Farmhouses may also qualify for relief if they are of a size and character appropriate to the farm and used by the farmer.

Using Trusts to Reduce Inheritance Tax

Placing agricultural land or property into a trust can help reduce or defer IHT liability. This is especially useful for parents wanting to hand over control of the farm to their children while protecting it from potential tax bills or divorce settlements.

However, trusts are complex and can trigger their own tax charges if not structured correctly, including entry and exit charges or ten-year charges. Professional advice is strongly recommended when considering this route.

Replacement Agricultural Property

If you’ve recently sold or replaced agricultural property, it may still qualify for APR, provided it meets certain conditions and continues to be used for agriculture. This helps ensure relief isn’t lost simply because land is sold and replaced in the years leading up to death.

What About Business Property Relief (BPR)?

Parts of a farm that don’t qualify for APR, such as diversified income streams or agricultural businesses structured as companies, may qualify for Business Property Relief.

BPR can offer up to 100 percent relief on:

  • Farming businesses

  • Shares in farming partnerships

  • Agricultural assets used in the trade of a qualifying business

APR and BPR can sometimes be used together, depending on how the assets are structured.

What About Farmhouses and Cottages?

Farmhouses must be of a size and nature suitable for the land they support. APR is only available if the person living there is actively involved in the day-to-day running of the farm.

Let cottages may also qualify if they are occupied by agricultural workers and form part of the working farm.

Changes to IHT for Farming Families

As of 2024–2025, there are no major changes in IHT legislation specifically targeting farming families, but HMRC scrutiny around APR and BPR eligibility has increased. Claims must be properly documented, and it's essential to keep evidence of how land is used and by whom.

Any future changes in tax policy could affect eligibility, so regular reviews of your estate and succession planning are advisable.

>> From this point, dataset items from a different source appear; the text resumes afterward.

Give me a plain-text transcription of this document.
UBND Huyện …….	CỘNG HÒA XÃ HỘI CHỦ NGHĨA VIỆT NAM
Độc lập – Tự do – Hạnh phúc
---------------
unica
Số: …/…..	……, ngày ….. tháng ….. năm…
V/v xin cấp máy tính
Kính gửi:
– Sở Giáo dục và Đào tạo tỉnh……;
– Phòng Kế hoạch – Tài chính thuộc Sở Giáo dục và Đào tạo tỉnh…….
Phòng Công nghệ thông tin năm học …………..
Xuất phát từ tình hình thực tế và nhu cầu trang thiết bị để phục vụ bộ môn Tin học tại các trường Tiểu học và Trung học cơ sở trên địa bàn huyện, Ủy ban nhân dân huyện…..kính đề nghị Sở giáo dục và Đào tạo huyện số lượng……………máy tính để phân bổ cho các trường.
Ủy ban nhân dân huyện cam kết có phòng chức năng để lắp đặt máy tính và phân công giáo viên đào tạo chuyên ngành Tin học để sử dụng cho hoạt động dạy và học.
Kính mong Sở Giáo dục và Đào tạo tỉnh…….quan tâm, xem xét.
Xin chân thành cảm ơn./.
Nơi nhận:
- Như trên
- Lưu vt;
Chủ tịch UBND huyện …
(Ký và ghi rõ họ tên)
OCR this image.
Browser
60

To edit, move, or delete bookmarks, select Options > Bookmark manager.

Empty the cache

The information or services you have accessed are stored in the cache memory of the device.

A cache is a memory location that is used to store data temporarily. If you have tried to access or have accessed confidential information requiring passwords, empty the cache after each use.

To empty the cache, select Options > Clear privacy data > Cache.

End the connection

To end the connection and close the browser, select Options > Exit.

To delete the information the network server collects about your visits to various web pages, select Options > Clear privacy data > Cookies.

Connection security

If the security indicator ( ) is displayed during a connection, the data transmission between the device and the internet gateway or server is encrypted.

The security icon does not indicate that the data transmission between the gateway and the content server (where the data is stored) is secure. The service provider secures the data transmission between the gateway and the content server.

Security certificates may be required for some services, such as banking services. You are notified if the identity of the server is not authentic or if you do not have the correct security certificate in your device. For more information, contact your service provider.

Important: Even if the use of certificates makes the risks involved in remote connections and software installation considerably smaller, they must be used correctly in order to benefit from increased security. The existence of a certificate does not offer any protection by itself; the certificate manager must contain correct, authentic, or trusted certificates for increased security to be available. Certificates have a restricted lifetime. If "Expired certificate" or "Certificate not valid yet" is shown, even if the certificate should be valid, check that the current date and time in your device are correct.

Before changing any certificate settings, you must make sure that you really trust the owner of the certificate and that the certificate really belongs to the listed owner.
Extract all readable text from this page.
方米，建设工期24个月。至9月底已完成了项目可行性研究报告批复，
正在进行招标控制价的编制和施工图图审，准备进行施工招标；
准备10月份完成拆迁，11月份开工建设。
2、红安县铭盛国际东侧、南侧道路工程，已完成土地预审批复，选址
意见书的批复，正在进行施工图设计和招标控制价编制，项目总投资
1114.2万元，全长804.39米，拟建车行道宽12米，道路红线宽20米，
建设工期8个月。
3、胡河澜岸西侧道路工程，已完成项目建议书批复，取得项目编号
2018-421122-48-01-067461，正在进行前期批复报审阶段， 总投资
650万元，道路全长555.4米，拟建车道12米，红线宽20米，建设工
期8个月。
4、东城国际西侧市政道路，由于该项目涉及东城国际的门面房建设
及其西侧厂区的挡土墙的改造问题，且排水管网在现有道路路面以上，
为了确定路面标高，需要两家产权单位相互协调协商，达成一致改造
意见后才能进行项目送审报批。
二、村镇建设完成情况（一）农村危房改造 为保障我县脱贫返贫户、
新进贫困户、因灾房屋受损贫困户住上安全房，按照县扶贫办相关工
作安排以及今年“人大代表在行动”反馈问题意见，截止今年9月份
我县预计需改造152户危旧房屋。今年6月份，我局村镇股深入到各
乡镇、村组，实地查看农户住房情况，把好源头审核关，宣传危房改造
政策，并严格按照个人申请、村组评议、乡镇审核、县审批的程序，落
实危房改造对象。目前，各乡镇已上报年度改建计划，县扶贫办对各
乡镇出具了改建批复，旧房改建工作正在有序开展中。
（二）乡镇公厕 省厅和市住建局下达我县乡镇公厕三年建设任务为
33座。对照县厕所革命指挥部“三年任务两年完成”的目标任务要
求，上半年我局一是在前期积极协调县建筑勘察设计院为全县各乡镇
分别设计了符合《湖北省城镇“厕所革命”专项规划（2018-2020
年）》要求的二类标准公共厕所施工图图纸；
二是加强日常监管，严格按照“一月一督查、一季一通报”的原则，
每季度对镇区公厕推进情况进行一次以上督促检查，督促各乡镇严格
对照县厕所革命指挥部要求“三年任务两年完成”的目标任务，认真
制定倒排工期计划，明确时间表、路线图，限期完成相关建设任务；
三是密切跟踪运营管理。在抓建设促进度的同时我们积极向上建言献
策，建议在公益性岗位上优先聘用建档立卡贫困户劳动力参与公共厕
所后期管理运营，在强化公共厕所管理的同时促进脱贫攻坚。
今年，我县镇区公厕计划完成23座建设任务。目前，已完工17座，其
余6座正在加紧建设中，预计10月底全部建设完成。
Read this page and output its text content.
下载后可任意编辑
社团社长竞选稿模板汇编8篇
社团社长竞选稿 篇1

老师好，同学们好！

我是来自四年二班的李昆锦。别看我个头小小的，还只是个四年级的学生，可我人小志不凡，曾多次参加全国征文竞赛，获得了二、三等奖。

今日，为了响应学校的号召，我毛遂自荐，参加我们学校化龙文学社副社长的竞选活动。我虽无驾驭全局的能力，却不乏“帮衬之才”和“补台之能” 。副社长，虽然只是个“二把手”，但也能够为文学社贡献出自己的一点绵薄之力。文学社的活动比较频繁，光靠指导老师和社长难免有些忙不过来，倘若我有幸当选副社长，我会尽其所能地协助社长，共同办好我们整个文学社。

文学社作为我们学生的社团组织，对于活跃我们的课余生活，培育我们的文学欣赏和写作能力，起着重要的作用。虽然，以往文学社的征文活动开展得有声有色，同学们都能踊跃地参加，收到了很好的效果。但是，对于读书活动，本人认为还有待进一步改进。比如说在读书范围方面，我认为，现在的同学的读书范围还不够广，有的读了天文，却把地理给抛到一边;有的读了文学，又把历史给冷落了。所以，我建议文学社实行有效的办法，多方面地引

Five Key Steps to Avoid IHT on Farms

  1. Ensure land and buildings meet the definition of agricultural property

  2. Occupy or use the land for qualifying agricultural purposes

  3. Keep thorough records and professional valuations

  4. Review the structure of the farm business and consider combining APR and BPR

  5. Seek legal advice on using trusts or lifetime gifting to protect your estate

Final Thoughts

Inheritance Tax doesn’t have to force the sale of the family farm. With careful planning, many agricultural estates can pass down with little or no tax due. Agricultural Property Relief and Business Property Relief are powerful tools for farming families, but they come with strict rules and documentation requirements.

If you’re concerned about IHT on your farm, speak to a solicitor or tax adviser experienced in rural estate planning. With the right structure and evidence in place, you can pass the farm to the next generation as intended.